'How Can I Do It All?'
Are the pressures of job and family driving you crazy? Here are five practical strategies for getting some balance--and sanity--back in your life.
If you're struggling to build a career, have a family life, see your friends now and then, and maybe even get an hour or two to yourself occasionally, you know it can make you feel like a hamster going round and round, faster and faster, on one of those little wire wheels.
"More and more, people feel overwhelmed," says Kurt Sandholtz, a career-development coach in Provo, Utah. "These days it's not so much, 'How do I get that next promotion?' as it is, 'How do I do it all?' "
If the stress is starting to get to you, take heart. Along with three co-authors, Sandholtz has written a practical guide to leading a healthier, happier life by getting that killer schedule of yours under control. Called Beyond Juggling: Rebalancing Your Busy Life (Berrett Koehler, $16.95, available at www.beyondjuggling.com), the book describes five ways to find more time for the people and things you love, including yourself.
"Often, people think, 'To get real balance, I'd have to radically change my life.' And that's not practical for many of us. But all you really need to do is make incremental change," says Sandholtz. "Even making two or three relatively small changes, and freeing up a few extra hours a week, can make a huge difference."
So where do you start? First, Sandholtz recommends keeping a detailed diary for a couple of days, just to see where your time is really going. Then look at it and ask yourself which activities you could cut out, or delegate to someone else. (A small but typical example: Did you really have to spend half an hour yesterday picking up dry cleaning? Can you find a dry cleaner who delivers?)
At the same time, decide which area of your life--work, family, friendships, or self-care--most sorely needs more attention than it's getting.
"From dads, we most often hear it's time with the kids that's lacking," says Sandholtz. "From women, it's usually self-care--an hour or two here or there to exercise, get a facial, read, or just think."
Once you have a clear idea of what you're spending time on now, and where you want to redirect some of that time, you can choose a tactic that will help you get there.
Here are five practical strategies that can help you devote more time to the pursuits you truly value:
1. Alternating.
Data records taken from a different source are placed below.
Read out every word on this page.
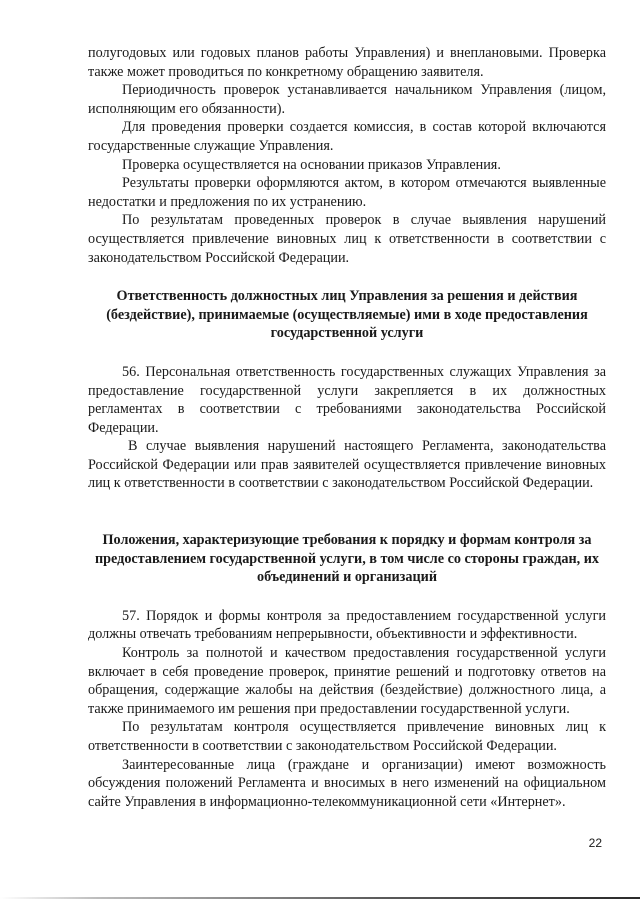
полугодовых или годовых планов работы Управления) и внеплановыми. Проверка также может проводиться по конкретному обращению заявителя.

Периодичность проверок устанавливается начальником Управления (лицом, исполняющим его обязанности).

Для проведения проверки создается комиссия, в состав которой включаются государственные служащие Управления.

Проверка осуществляется на основании приказов Управления.

Результаты проверки оформляются актом, в котором отмечаются выявленные недостатки и предложения по их устранению.

По результатам проведенных проверок в случае выявления нарушений осуществляется привлечение виновных лиц к ответственности в соответствии с законодательством Российской Федерации.

Ответственность должностных лиц Управления за решения и действия (бездействие), принимаемые (осуществляемые) ими в ходе предоставления государственной услуги

56. Персональная ответственность государственных служащих Управления за предоставление государственной услуги закрепляется в их должностных регламентах в соответствии с требованиями законодательства Российской Федерации.

В случае выявления нарушений настоящего Регламента, законодательства Российской Федерации или прав заявителей осуществляется привлечение виновных лиц к ответственности в соответствии с законодательством Российской Федерации.

Положения, характеризующие требования к порядку и формам контроля за предоставлением государственной услуги, в том числе со стороны граждан, их объединений и организаций

57. Порядок и формы контроля за предоставлением государственной услуги должны отвечать требованиям непрерывности, объективности и эффективности.

Контроль за полнотой и качеством предоставления государственной услуги включает в себя проведение проверок, принятие решений и подготовку ответов на обращения, содержащие жалобы на действия (бездействие) должностного лица, а также принимаемого им решения при предоставлении государственной услуги.

По результатам контроля осуществляется привлечение виновных лиц к ответственности в соответствии с законодательством Российской Федерации.

Заинтересованные лица (граждане и организации) имеют возможность обсуждения положений Регламента и вносимых в него изменений на официальном сайте Управления в информационно-телекоммуникационной сети «Интернет».

22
This technique involves immersing yourself completely in work for a specified period, and then not working at all for a while--rather like a freelance writer who works feverishly on a book project for a year and then takes three months off. If arranging a sabbatical isn't realistic, at least be sure to go on regular vacations. Too many people neglect to take these vital breaks, and ultimately become less productive.
"If you use your vacation time to catch up on chores--or worse yet, don't take a vacation at all--you're not getting that essential recharging that relaxing time off can give you," says Sandholtz.
2. Outsourcing. Identify activities you're willing to let someone else take over. For example, hire a housecleaning service instead of doing all the mopping and dusting yourself. Rather than do your taxes yourself this April, hire an accountant. At work, try to find a few tasks you've been tackling yourself that really could be delegated--it could gain you a few extra hours each week for strategizing.
3. Bundling. This tactic can help you get more mileage out of the same number of hours. Wish you had more time to hang out with your friends? Never get the chance to go to the gym enough? You can fit both friendship and exercise into your schedule by power-walking with a friend. Sick of living on takeout? Get together with a couple of pals on Sunday evenings and cook meals that can be stashed in the freezer for the coming week.
4. Techflexing. As the name suggests, this strategy allows you to make use of technology, including a home office, to work more flexible hours (if you have the kind of job that permits it). If a pager or a broadband connection would make it easier for you to take a few hours off in the middle of a workday on occasion, go ahead and make the investment (or better yet, see if your employer will reimburse you).
5. Simplifying. Is earning more and owning more always better? Not necessarily--especially when you can't find time for the things you really value. Free yourself up by figuring out what you can live without. "You may make small sacrifices, such as cancelling magazine subscriptions," the authors suggest.
Or, you could make a bigger sacrifice, such as taking a voluntary pay cut in exchange for reducing your hours.
None of these solutions is one-size-fits-all, as Sandholtz is the first to admit. (To pinpoint which approaches would suit you best, take our quiz: What's the Right Work-Life Strategy for You?) And for most people, the best strategy of all might be to borrow a bit from all five, as Sandholtz does himself. He and his wife have six kids, but he still manages to coach peewee soccer, volunteer at his church, help out at home so his wife can train for 10K races, and hold down a job that requires lots of travel.